Budget 2021: Provident Funds and Income tax

This Budget has brought major changes in the taxability of employee’s contribution to the provident fund which was hitherto untouched. The last year’s budget had introduced the limit of ₹750,000/- on the employer’s contribution (tax-free) to the NPS, EPF, and approved superannuation funds. This Budget has shifted the focus to the taxation of interest income from such funds. With this proposal in the Budget, the reputation of tax-efficient investments enjoyed by provident fund investments may start to wane.

What are the Provident Funds?
Broadly, there are two types of provident funds. Employee Provident Fund (EPF) and Public Provident Fund (PPF). EPF is meant for salaried employees where both the employer and employee contribute their contributions. The employee and employer each contribute 12% of basic salary plus DA to the EPF. The employer’s contribution after this mandatory 12% is taxed as a prerequisite in the hands of the employee. Additionally, there is a cap of ₹7,50,000/- on the contribution by the employer. The accumulated corpus with interest thereon is paid to an employee on his retirement or he can withdraw the same before retirement too as per rules. All the provident funds are discussed in detail here.

The PPF is a general provident fund available to all individuals and the contributions are eligible for deduction u/s 80C and maturity proceeds including interest are also tax-free. The scheme of investment into PPF is discussed in detail here.

How are the employee’s contributions to EPF are taxed now?
The employee’s contribution to PF is deductible u/s 80C of the Income-tax Act up to a maximum limit of ₹150,000/-. Thus, there is no tax on investment/deposits. The amounts deposited in PF earn interest currently at the rate of 8.5% and such interest income is tax-free. The withdrawal of the amounts from PF is also not taxable. Hence, the investments in PF follow the Exempt – Exempt – Exempt (EEE) formula. It is not taxed at any stage.

What is proposed in the Budget?
The Budget-2021 has attacked the middle E of E – E – E trinity. It sought to tax the interest income earned on the employee contributions of the amount of more than ₹2,50,000/-. This means the interest earned on the contributions which are more than ₹2,50,000/- will be subjected to tax. The interest earned on the contribution upto ₹2,50,000/- shall not be taxed. Thus, the new formula for PF contributions of more than ₹ 2,50,000/- shall be E – T – E. This law will be coming into effect from the financial year 2021-22 and assessment year 2022-23.

Illustration:
Shri Sunil earns ₹ 40,00,000/- in basic salary and DA. He contributes 12% of this amount to the EPF. The position of his PF account funds for F Y 2020-21 and 2021-22 will be as follows.

FY



(I)

Sunil’s entire contribution
(on ₹40L)

(II)

Maximum tax-free amount

(III)

Excess amount contributed

(IV)

Interest @ 8.5% on (IV)

(V)

Less tax @30% (excluding cess)

(VI)

Net accumulated corpus (excluding interest on 2.5L) *

(VII)

2020-21 4,80,000 2,50,000 2,30,000 19,550 0 4,99,550
2021-22 4,80,000 2,50,000 2,30,000 19,550 5,865 4,93,685

In the above table, the difference sounds less but it becomes quite substantial over the years because of the compounding effect.
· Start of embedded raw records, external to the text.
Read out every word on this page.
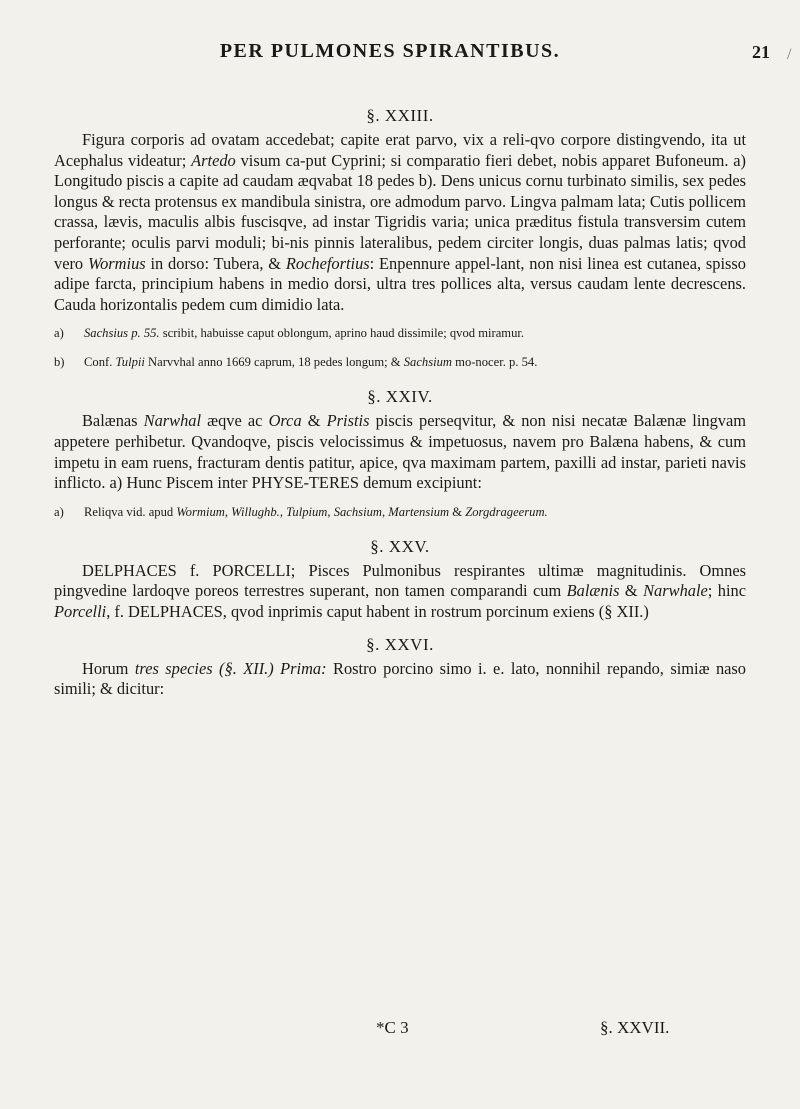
PER PULMONES SPIRANTIBUS.	21 /
§. XXIII.

Figura corporis ad ovatam accedebat; capite erat parvo, vix a reli-qvo corpore distingvendo, ita ut Acephalus videatur; Artedo visum ca-put Cyprini; si comparatio fieri debet, nobis apparet Bufoneum. a) Longitudo piscis a capite ad caudam æqvabat 18 pedes b). Dens unicus cornu turbinato similis, sex pedes longus & recta protensus ex mandibula sinistra, ore admodum parvo. Lingva palmam lata; Cutis pollicem crassa, lævis, maculis albis fuscisqve, ad instar Tigridis varia; unica præditus fistula transversim cutem perforante; oculis parvi moduli; bi-nis pinnis lateralibus, pedem circiter longis, duas palmas latis; qvod vero Wormius in dorso: Tubera, & Rochefortius: Enpennure appel-lant, non nisi linea est cutanea, spisso adipe farcta, principium habens in medio dorsi, ultra tres pollices alta, versus caudam lente decrescens. Cauda horizontalis pedem cum dimidio lata.

a) Sachsius p. 55. scribit, habuisse caput oblongum, aprino haud dissimile; qvod miramur.
b) Conf. Tulpii Narvvhal anno 1669 caprum, 18 pedes longum; & Sachsium mo-nocer. p. 54.
§. XXIV.

Balænas Narwhal æqve ac Orca & Pristis piscis perseqvitur, & non nisi necatæ Balænæ lingvam appetere perhibetur. Qvandoqve, piscis velocissimus & impetuosus, navem pro Balæna habens, & cum impetu in eam ruens, fracturam dentis patitur, apice, qva maximam partem, paxilli ad instar, parieti navis inflicto. a) Hunc Piscem inter PHYSE-TERES demum excipiunt:

a) Reliqva vid. apud Wormium, Willughb., Tulpium, Sachsium, Martensium & Zorgdrageerum.
§. XXV.

DELPHACES f. PORCELLI; Pisces Pulmonibus respirantes ultimæ magnitudinis. Omnes pingvedine lardoqve poreos terrestres superant, non tamen comparandi cum Balænis & Narwhale; hinc Porcelli, f. DELPHACES, qvod inprimis caput habent in rostrum porcinum exiens (§ XII.)

§. XXVI.

Horum tres species (§. XII.) Prima: Rostro porcino simo i. e. lato, nonnihil repando, simiæ naso simili; & dicitur:

*C 3	§. XXVII.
How will this impact tax on salaried taxpayers?
This will not impact a large number of salaried taxpayers whose annual contribution to PF is ₹ 2,50,000/- or lesser. However, those salaried taxpayers who used to deposit heavy amounts in PF and earn triple tax benefits will be impacted. Now they will be made to pay tax on the interest income earned by them on PF contributions above ₹2,50,000/-.

How much will be the tax outgo?
The interest income will be taxed as income from other sources and shall be taxed at prevalent rates of tax. The TDS will be done by EPFO on the accrued amount of interest every year as of 31st March. The rate of TDS shall be 10% of the interest income. This TDS, you can claim a tax credit in your ITR.